Locus And Calocus


Since the arrival of managed care programs and principles, the use of quantifiable measures to guide assessment, level of care placement decisions, continued stay criteria, and clinical outcomes has been increasingly important.

Until the development of LOCUS by the American Association of Community Psychiatrists (AACP) in 1996, there had been no widely accepted standards to meet those needs. Healthcare reforms in recent years have emphasized implementation of objective and uniform measurements for decision-making throughout the health care system. LOCUS is now used extensively in 26 states and in several international locations and is rapidly expanding its recognition as the best practice standard for medical necessity decisions in behavioral health. It provides a single instrument that can be used for this and other necessary treatment functions in diverse settings and systems.

The success of LOCUS exposed the need for a similar approach to support decision making for Child and Adolescent Services.
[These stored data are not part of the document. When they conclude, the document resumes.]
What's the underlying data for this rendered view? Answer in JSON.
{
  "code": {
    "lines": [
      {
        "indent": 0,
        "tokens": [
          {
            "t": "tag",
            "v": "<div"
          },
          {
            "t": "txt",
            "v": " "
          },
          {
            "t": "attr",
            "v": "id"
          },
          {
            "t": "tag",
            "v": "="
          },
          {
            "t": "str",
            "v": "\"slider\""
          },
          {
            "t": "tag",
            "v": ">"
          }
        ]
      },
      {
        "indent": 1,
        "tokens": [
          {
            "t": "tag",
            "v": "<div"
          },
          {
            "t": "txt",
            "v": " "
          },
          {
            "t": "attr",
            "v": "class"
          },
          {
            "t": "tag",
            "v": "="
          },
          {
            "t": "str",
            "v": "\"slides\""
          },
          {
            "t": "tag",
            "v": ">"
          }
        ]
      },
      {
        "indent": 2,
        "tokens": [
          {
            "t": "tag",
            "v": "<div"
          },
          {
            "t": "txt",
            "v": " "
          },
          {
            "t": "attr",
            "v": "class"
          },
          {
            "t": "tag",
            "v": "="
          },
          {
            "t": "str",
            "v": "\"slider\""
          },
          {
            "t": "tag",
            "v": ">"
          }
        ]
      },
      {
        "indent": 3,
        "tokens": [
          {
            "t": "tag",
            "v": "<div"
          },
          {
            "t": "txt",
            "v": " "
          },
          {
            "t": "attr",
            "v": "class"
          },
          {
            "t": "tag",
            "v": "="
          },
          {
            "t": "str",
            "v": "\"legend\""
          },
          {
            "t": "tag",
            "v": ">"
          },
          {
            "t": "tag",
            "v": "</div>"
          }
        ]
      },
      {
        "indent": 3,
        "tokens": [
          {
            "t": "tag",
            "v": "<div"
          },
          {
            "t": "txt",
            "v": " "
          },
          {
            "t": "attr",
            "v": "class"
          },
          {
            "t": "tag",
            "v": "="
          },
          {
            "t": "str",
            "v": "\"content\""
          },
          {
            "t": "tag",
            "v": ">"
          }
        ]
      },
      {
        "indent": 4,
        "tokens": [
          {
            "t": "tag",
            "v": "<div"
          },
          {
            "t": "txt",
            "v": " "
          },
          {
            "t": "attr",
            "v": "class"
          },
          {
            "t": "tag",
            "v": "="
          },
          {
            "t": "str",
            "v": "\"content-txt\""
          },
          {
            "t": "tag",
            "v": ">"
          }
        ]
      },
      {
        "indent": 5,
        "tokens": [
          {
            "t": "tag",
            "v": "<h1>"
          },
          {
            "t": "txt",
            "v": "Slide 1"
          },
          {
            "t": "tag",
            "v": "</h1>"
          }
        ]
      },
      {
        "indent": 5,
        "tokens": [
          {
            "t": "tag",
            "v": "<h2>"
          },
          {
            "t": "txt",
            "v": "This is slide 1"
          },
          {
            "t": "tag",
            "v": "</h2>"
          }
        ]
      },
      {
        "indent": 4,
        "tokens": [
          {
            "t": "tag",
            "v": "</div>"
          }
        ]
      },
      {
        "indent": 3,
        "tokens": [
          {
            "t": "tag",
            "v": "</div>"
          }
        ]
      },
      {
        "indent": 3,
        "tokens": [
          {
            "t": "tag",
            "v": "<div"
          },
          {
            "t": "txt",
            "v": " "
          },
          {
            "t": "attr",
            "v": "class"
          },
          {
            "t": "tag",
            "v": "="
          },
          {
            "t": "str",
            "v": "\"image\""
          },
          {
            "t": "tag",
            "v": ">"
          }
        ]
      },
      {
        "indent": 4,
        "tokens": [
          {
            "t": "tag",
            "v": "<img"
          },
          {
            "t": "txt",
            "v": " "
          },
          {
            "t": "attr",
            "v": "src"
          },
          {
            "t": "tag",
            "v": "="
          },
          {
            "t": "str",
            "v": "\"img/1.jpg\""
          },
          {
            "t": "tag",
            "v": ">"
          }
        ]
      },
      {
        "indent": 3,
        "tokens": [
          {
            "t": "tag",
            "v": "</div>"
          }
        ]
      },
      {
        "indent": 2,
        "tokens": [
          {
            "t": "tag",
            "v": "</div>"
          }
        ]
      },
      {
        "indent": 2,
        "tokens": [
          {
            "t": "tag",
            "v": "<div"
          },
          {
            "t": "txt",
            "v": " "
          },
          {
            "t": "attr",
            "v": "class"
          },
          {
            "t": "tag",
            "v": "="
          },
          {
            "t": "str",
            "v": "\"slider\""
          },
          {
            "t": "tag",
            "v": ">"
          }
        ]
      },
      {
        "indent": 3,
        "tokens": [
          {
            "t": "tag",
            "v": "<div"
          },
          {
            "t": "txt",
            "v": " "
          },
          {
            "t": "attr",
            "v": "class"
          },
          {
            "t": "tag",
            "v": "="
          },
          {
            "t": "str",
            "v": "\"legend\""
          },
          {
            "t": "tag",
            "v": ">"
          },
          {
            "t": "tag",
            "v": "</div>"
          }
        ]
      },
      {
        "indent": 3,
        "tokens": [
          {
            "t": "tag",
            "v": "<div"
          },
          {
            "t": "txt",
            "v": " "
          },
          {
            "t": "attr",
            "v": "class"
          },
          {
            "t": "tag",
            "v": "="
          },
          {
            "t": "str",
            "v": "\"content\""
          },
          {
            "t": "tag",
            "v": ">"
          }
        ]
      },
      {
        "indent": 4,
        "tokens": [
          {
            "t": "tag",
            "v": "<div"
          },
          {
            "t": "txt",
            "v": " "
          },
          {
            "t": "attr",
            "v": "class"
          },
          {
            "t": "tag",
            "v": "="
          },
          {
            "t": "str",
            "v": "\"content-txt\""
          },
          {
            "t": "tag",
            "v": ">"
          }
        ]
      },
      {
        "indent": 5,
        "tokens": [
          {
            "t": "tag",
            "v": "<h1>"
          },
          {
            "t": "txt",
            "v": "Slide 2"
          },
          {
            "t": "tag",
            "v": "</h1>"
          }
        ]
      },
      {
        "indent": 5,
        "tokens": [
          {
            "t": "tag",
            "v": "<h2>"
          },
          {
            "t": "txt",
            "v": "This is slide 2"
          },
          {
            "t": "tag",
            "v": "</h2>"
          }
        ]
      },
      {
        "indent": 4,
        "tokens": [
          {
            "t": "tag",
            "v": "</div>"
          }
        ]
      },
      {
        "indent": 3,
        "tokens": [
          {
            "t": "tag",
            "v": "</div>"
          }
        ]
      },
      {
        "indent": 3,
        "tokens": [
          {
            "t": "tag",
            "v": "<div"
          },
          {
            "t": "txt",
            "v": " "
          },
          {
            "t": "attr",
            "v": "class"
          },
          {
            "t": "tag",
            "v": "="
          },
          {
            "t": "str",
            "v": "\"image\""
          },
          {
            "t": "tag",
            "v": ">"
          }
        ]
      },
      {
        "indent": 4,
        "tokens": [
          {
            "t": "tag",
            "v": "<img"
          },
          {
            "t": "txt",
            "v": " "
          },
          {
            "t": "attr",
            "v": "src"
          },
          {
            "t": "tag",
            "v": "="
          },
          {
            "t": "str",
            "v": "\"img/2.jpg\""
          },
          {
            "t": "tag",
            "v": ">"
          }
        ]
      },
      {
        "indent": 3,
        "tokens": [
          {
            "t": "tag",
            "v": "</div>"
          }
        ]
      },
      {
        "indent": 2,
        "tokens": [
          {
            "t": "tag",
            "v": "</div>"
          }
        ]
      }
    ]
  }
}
As a result, the AACP, in collaboration with the American Association of Child and Adolescent Psychiatry (AACAP), set to work to develop CALOCUS. This derivative was released in 2001 and closely mirrors the structure of its parent, with its emphasis on simplicity and accessibility. The LOCUS family of Tools (LOCUS FTs) now includes ECSII (Early Childhood Service Intensity Instrument) developed by the AACAP for children between the ages of birth to 5 years old. Deerfield will soon add ECSII to its LOCUS software suite.

Integrating mental health, physical health and concerns related to substance use, these tools provide a common language and set of standards with which to make consistently sound judgments and recommendations. With the LOCUS FTs, clinicians and managers of healthcare resources have instruments that are simple, easy to understand and use, but is also meaningful and sufficiently sensitive to distinguish appropriate needs and services. They provide clear, reliable and consistent measures that are relevant for making decisions related to quality of care, quality improvement and resource allocation. Most importantly, they inform treatment planning for efficient use of resources.

The LOCUS tools have four main objectives.

  1. The first is to provide a system for assessment of service needs based on six evaluation parameters.
  2. The second is to describe a continuum of service intensities, characterized by the amount and scope of resources available at each "level" of care, in each of four categories of service.
  3. The third is to create a methodology for quantifying and objectifying the assessment of service needs to permit reliable determinations for placement in the service continuum and to mitigate the effects of bias in decision making.
  4. The fourth is to facilitate clinical management and documentation.

This system is a dynamic one, and it has evolved over the years of its development. Its simple style and structure has invited use not only by a variety of clinicians with various levels of training, but also by service users themselves. This allows assessment to become a collaborative process. Engagement in this collaboration is central to person centered treatment planning. The accessible language of the instruments encourages this collaboration in the assessment whenever it is possible.

The LOCUS and CALOCUS instruments continue to demonstrate multiple potential uses:

At the individual client level:

  • To assess immediate service needs (e.g., for clients in crisis).
  • To monitor the course of recovery and service needs over time.
  • To provide valid, value driven guidance for medical necessity determinations that will better meet the needs of clients in real world systems.
  • To inform treatment planning processes.

At the system or population level:

  • To plan system level resource needs for complex populations over time and help identify deficits in the service array.
  • To assist in the development of bundled payments or case rates for episodes of care for specific clinical conditions.
  • To provide a framework for a comprehensive system of clinical management and documentation.
  • To facilitate communication between systems of care regarding service intensity needs.
  • To enhance equity and fairness in service planning decisions by reducing the variability and bias inherent in idiosyncratic decision making.

While LOCUS and CALOCUS are simple and straightforward to use, it is highly recommended that anyone performing LOCUS or CALOCUS assessments should be trained by a certified LOCUS trainer. Training will enhance the reliability of ratings and allow users to transition easily into this unique system for matching services to identified needs in a way that serves the interests of all stakeholders.